A Gun in Every Pot
Wayne LaPierre of the NRA says that the answer to school shootings is an armed police officer in every school in America, and Congress should ensure that this happens when kids come back from winter break in January.
Because cops are bulletproof, apparently, and are never shot. And a shooter with an AR-15 in his hand, finger on the trigger, will be stopped by a cop with a .9 millimeter in a holster who doesn’t know the asshole is coming.
And schools are the only place that’s vulnerable. Tell that to the Sikhs in Oak Creek, the moviegoers in Aurora, the shoppers in Clackamas, the staff and patients at the hospital facility here in Pittsburgh, Gabrielle Giffords and her constituents outside a grocery story. The women at the LA Fitness in Bridgeville, PA. The people at Tennessee Valley UU Church. The lunch eaters at the McDonalds in San Diego. The soldiers at Fort Hood.
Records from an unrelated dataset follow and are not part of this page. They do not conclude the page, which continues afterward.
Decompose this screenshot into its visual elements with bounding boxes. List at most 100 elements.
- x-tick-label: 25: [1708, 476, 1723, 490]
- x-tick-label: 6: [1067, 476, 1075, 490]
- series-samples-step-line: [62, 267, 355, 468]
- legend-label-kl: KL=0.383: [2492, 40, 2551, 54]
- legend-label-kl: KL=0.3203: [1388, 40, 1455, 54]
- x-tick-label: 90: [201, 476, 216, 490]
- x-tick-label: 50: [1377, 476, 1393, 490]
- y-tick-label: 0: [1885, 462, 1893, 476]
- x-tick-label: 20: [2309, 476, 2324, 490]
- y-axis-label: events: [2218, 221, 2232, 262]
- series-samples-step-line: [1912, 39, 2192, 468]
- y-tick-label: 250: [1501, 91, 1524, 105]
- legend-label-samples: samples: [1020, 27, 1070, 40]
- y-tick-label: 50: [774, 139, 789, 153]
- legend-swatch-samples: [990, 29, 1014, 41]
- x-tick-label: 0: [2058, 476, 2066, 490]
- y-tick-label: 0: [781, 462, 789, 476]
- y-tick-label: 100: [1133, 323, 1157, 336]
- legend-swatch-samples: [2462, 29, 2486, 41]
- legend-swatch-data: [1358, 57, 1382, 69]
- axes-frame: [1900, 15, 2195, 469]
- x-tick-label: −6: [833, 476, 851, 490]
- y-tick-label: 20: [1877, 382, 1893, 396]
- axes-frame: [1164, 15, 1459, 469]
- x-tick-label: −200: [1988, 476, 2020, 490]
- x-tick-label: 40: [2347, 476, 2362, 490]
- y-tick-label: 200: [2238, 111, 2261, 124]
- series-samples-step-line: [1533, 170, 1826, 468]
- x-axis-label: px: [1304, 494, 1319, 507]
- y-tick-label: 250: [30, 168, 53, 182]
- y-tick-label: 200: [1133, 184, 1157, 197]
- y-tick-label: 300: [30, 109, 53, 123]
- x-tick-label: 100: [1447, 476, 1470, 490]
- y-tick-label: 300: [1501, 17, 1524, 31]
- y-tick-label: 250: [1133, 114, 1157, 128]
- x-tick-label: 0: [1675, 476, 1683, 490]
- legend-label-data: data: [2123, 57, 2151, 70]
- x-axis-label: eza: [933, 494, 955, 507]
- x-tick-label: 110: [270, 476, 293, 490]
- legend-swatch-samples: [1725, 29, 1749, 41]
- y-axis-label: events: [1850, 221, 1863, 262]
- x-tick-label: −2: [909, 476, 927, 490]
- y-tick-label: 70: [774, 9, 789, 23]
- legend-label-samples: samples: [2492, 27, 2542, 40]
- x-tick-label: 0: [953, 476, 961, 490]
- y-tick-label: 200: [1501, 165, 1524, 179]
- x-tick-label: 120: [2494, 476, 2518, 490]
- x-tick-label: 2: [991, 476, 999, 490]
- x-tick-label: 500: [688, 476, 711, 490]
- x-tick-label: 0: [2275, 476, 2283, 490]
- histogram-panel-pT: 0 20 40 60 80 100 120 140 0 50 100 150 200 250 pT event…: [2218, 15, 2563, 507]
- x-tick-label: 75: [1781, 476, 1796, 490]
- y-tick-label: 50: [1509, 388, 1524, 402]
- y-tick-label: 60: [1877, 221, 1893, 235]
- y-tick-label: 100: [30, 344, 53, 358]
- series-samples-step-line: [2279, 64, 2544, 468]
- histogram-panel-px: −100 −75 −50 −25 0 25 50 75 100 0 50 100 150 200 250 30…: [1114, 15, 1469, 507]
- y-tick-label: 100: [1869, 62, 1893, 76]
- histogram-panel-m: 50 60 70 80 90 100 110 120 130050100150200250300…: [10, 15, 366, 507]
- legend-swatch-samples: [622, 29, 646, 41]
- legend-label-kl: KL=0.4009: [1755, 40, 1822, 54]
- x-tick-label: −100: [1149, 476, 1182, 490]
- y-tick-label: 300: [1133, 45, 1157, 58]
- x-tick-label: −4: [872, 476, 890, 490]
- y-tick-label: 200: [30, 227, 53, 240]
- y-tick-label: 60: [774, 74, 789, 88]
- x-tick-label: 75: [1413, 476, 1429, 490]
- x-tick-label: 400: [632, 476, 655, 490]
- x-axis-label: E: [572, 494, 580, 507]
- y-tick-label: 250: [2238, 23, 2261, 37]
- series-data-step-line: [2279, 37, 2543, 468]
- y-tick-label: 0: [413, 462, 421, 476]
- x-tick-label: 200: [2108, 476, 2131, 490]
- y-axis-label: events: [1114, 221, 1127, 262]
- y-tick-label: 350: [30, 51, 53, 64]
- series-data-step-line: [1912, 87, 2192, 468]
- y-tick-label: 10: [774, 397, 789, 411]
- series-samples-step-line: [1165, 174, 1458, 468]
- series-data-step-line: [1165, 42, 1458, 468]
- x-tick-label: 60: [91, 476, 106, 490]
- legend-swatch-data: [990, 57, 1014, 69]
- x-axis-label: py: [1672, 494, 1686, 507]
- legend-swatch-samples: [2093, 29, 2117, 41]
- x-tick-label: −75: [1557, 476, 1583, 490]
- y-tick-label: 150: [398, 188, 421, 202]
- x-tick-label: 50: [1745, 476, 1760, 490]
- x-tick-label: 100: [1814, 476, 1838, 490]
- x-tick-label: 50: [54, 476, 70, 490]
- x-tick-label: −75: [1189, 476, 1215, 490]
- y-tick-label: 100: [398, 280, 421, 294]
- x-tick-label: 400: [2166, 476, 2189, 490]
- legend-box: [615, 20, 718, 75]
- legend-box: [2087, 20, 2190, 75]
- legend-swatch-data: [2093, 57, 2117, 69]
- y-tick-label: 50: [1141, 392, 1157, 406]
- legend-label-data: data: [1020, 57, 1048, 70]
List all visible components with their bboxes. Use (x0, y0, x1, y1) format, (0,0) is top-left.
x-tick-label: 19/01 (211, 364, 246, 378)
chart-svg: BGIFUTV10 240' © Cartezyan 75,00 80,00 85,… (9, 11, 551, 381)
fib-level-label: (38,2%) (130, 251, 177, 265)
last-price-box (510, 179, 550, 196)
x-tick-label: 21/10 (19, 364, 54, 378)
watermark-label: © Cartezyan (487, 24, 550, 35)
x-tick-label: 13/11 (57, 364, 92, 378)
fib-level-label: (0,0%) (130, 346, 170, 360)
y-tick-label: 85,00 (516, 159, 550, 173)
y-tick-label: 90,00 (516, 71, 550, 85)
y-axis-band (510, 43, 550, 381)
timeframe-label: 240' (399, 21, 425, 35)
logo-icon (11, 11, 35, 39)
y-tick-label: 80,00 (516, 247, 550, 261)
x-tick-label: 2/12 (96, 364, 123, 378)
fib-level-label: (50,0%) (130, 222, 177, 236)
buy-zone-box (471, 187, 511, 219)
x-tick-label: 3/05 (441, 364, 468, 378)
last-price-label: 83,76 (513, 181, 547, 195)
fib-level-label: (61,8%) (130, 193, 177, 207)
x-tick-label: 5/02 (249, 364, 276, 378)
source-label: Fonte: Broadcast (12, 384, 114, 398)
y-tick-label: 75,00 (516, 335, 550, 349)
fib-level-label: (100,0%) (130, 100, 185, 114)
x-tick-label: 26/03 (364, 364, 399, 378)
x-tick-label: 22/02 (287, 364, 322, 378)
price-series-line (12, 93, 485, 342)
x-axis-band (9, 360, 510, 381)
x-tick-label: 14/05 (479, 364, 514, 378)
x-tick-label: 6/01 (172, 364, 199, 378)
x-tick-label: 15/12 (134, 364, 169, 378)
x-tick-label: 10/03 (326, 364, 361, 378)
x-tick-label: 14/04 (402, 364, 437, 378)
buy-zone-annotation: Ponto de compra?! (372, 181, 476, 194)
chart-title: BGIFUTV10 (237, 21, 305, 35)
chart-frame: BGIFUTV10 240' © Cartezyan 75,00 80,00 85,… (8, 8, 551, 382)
Because cops never open fire on unarmed civilians who they “think” have guns. Because shootouts between cops and criminals never kill bystanders. (Who in LaPierre’s construction, would be children.) Because cops are inherently trustworthy and their presence in a school wouldn’t escalate the potential for school violence to turn deadly. (Where there’s a gun, a gun can be used.)
LaPierre also blamed violence not on guns, but on television, movies and video games, specifically naming “Mortal Kombat” in which none of the characters have a gun.
And LaPierre specifically scapegoated people with mental illnesses, calling for a national database of people with mental illnesses. No national database of guns or gun owners, but of those of us with mental illnesses. Never mind that people struggling with depression who can’t get out of bed don’t kill people. Just ignore the fact that two soldiers with PTSD commit suicide every day, on average, but so far, none have shot up a crowd of innocent people. Forget that people with schizophrenia, widely thought dangerous, are actually exponentially more likely to be victims of crime rather than perpetrators. And easily, casually, thoughtlessly set aside the fact that the vast, vast majority of gun crimes are not committed by a person with a mental illness.
Where there’s a gun, there’s a gun that can be used. Increasing the number of guns in vulnerable places (which would be, we’ve seen, as 2012 has shown us, is everywhere) only increases the likelihood of someone being shot there, and that’s not an improvement. Not by any means.
This is the NRA’s “substantial offering” to solve gun violence. This is the same old rhetoric they’ve been pushing for the entirety of their existence. It is anti-science, anti-statistic, anti-factual nonsense.
It’s time to be serious — which starts with no longer letting an organization that represents 1.3% of Americans dictate public policy on this issue.